Patrząc na tabelę, na formę poszczególnych zespołów, widzisz trzy gorsze zespoły w ekstraklasie od Arki Gdynia?
– Gorsze, nie gorsze. Po takim meczu z Wisłą każdy powie: “co ten Zbozień gada?”. Wisła ma sześć punktów nad nami, nie jest poza zasięgiem. Przed nami jest Korona, jest Wisła i musimy robić wszystko. Po Śląsku złapaliśmy Wisłę na trzy punkty, na pewno przeciwnikom trochę nogi zadrżały. Do takiej sytuacji trzeba znów doprowadzić. Jesteśmy na razie pod kreską, ale w poprzednich sezonach pokazaliśmy, że umiemy się utrzymać. Za trenera Zielińskiego nie była to najpiękniejsza gra, ale ładowaliśmy, z czego się dało, z autów. Mecze były wymęczone, ale zwycięskie. Musimy w to wierzyć, musimy do tego dążyć. To jest trudny sportowo, organizacyjnie sezon. Teraz sytuacja jest naprostowana i musimy walczyć o to, by ekstraklasa została w Gdyni.

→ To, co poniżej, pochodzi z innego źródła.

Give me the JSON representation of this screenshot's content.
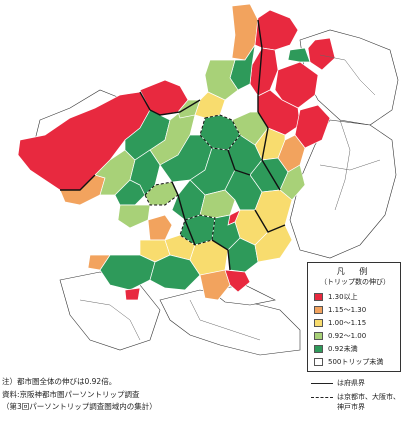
{
  "legend": {
    "title": "凡 例",
    "subtitle": "（トリップ数の伸び）",
    "items": [
      {
        "label": "1.30以上",
        "color": "#e8293f"
      },
      {
        "label": "1.15～1.30",
        "color": "#f2a35e"
      },
      {
        "label": "1.00～1.15",
        "color": "#f8dc6e"
      },
      {
        "label": "0.92～1.00",
        "color": "#a8d178"
      },
      {
        "label": "0.92未満",
        "color": "#2e9a5a"
      },
      {
        "label": "500トリップ未満",
        "color": "#ffffff"
      }
    ],
    "lines": [
      {
        "style": "solid",
        "label": "は府県界"
      },
      {
        "style": "dashed",
        "label": "は京都市、大阪市、",
        "label2": "神戸市界"
      }
    ]
  },
  "notes": [
    "注）都市圏全体の伸びは0.92倍。",
    "資料:京阪神都市圏パーソントリップ調査",
    "（第3回パーソントリップ調査圏域内の集計）"
  ],
  "colors": {
    "sea": "#ffffff",
    "outline": "#ffffff",
    "border": "#111111"
  }
}
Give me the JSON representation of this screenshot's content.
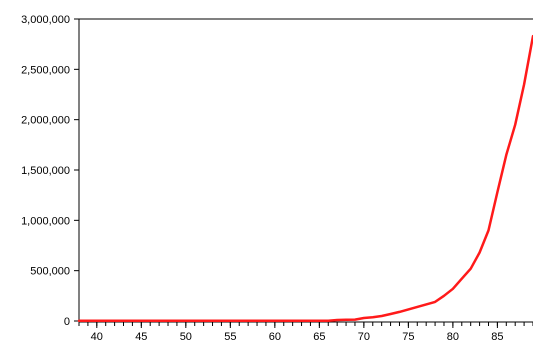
{
  "chart_data": {
    "type": "line",
    "title": "",
    "xlabel": "",
    "ylabel": "",
    "xlim": [
      38,
      89
    ],
    "ylim": [
      0,
      3000000
    ],
    "x_ticks": [
      40,
      45,
      50,
      55,
      60,
      65,
      70,
      75,
      80,
      85
    ],
    "x_tick_labels": [
      "40",
      "45",
      "50",
      "55",
      "60",
      "65",
      "70",
      "75",
      "80",
      "85"
    ],
    "y_ticks": [
      0,
      500000,
      1000000,
      1500000,
      2000000,
      2500000,
      3000000
    ],
    "y_tick_labels": [
      "0",
      "500,000",
      "1,000,000",
      "1,500,000",
      "2,000,000",
      "2,500,000",
      "3,000,000"
    ],
    "grid": false,
    "legend": "none",
    "series": [
      {
        "color": "#ff1a1a",
        "x": [
          38,
          39,
          40,
          41,
          42,
          43,
          44,
          45,
          46,
          47,
          48,
          49,
          50,
          51,
          52,
          53,
          54,
          55,
          56,
          57,
          58,
          59,
          60,
          61,
          62,
          63,
          64,
          65,
          66,
          67,
          68,
          69,
          70,
          71,
          72,
          73,
          74,
          75,
          76,
          77,
          78,
          79,
          80,
          81,
          82,
          83,
          84,
          85,
          86,
          87,
          88,
          89
        ],
        "y": [
          2000,
          2000,
          2000,
          2000,
          2000,
          2000,
          2000,
          2000,
          2000,
          2000,
          2000,
          2000,
          2000,
          2000,
          2000,
          2000,
          2000,
          2000,
          2000,
          2000,
          2000,
          2000,
          2000,
          2000,
          2000,
          2000,
          2000,
          2000,
          2000,
          10000,
          12000,
          14000,
          30000,
          38000,
          50000,
          70000,
          90000,
          115000,
          140000,
          165000,
          190000,
          250000,
          320000,
          420000,
          520000,
          680000,
          900000,
          1280000,
          1650000,
          1950000,
          2350000,
          2830000
        ]
      }
    ]
  }
}
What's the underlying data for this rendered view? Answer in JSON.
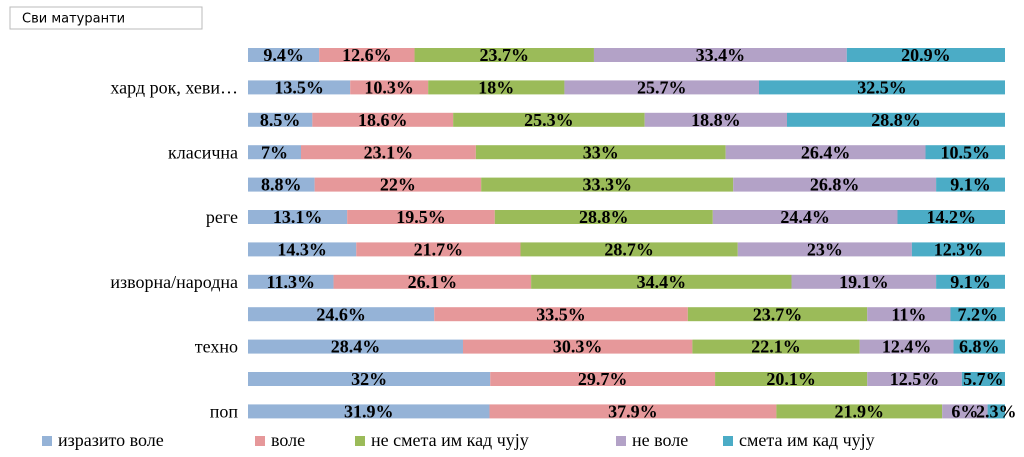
{
  "chart_data": {
    "type": "stacked-bar",
    "orientation": "horizontal",
    "title": "Сви матуранти",
    "categories": [
      null,
      "хард рок, хеви…",
      null,
      "класична",
      null,
      "реге",
      null,
      "изворна/народна",
      null,
      "техно",
      null,
      "поп"
    ],
    "xlim": [
      0,
      100
    ],
    "series": [
      {
        "name": "изразито воле",
        "color": "#95b3d7",
        "values": [
          9.4,
          13.5,
          8.5,
          7,
          8.8,
          13.1,
          14.3,
          11.3,
          24.6,
          28.4,
          32,
          31.9
        ],
        "value_labels": [
          "9.4%",
          "13.5%",
          "8.5%",
          "7%",
          "8.8%",
          "13.1%",
          "14.3%",
          "11.3%",
          "24.6%",
          "28.4%",
          "32%",
          "31.9%"
        ]
      },
      {
        "name": "воле",
        "color": "#e6989a",
        "values": [
          12.6,
          10.3,
          18.6,
          23.1,
          22,
          19.5,
          21.7,
          26.1,
          33.5,
          30.3,
          29.7,
          37.9
        ],
        "value_labels": [
          "12.6%",
          "10.3%",
          "18.6%",
          "23.1%",
          "22%",
          "19.5%",
          "21.7%",
          "26.1%",
          "33.5%",
          "30.3%",
          "29.7%",
          "37.9%"
        ]
      },
      {
        "name": "не смета им кад чују",
        "color": "#9bbb59",
        "values": [
          23.7,
          18,
          25.3,
          33,
          33.3,
          28.8,
          28.7,
          34.4,
          23.7,
          22.1,
          20.1,
          21.9
        ],
        "value_labels": [
          "23.7%",
          "18%",
          "25.3%",
          "33%",
          "33.3%",
          "28.8%",
          "28.7%",
          "34.4%",
          "23.7%",
          "22.1%",
          "20.1%",
          "21.9%"
        ]
      },
      {
        "name": "не воле",
        "color": "#b3a2c7",
        "values": [
          33.4,
          25.7,
          18.8,
          26.4,
          26.8,
          24.4,
          23,
          19.1,
          11,
          12.4,
          12.5,
          6
        ],
        "value_labels": [
          "33.4%",
          "25.7%",
          "18.8%",
          "26.4%",
          "26.8%",
          "24.4%",
          "23%",
          "19.1%",
          "11%",
          "12.4%",
          "12.5%",
          "6%"
        ]
      },
      {
        "name": "смета им кад чују",
        "color": "#4bacc6",
        "values": [
          20.9,
          32.5,
          28.8,
          10.5,
          9.1,
          14.2,
          12.3,
          9.1,
          7.2,
          6.8,
          5.7,
          2.3
        ],
        "value_labels": [
          "20.9%",
          "32.5%",
          "28.8%",
          "10.5%",
          "9.1%",
          "14.2%",
          "12.3%",
          "9.1%",
          "7.2%",
          "6.8%",
          "5.7%",
          "2.3%"
        ]
      }
    ],
    "legend": "bottom"
  }
}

Jeśli chodzi o kwestie organizacyjne po przejęciu klubu przez nowych właścicieli, macie w tej sprawie wolną, czystą głowę przed rundą spadkową?
– Tak. Na dziś wszystko, co właściciel powiedział, zostało zrealizowane. Kluczem jest, że miasto wróciło do sponsorowania. Miasto chce współpracować z właścicielami, ono było przez te cztery lata, gdy tu jestem, inwestorem. Pierwszy raz się ono odwróciło w tym roku. Dobrze, że wszystko jest naprostowane, jest na czas. Perspektywa przed nami jest dobra – samo przyjście trenera pokazuje, że w klubie chcą zrobić coś dobrego. Szkoleniowiec z takim nazwiskiem nie pchałby się na minę. Jest szansa zbudować coś dobrego, a klimat wokół piłki w Gdyni jest świetny. Spytajcie zawodników z innych zespołów – każdy lubi grać w Gdyni. Nie mówię o kibicach na forach, tylko na żywo. Bardzo życzliwi są. W czasie pandemii byli zaniepokojeni, ale podchodzili z wiarą. Taki klub powinien być w ekstraklasie.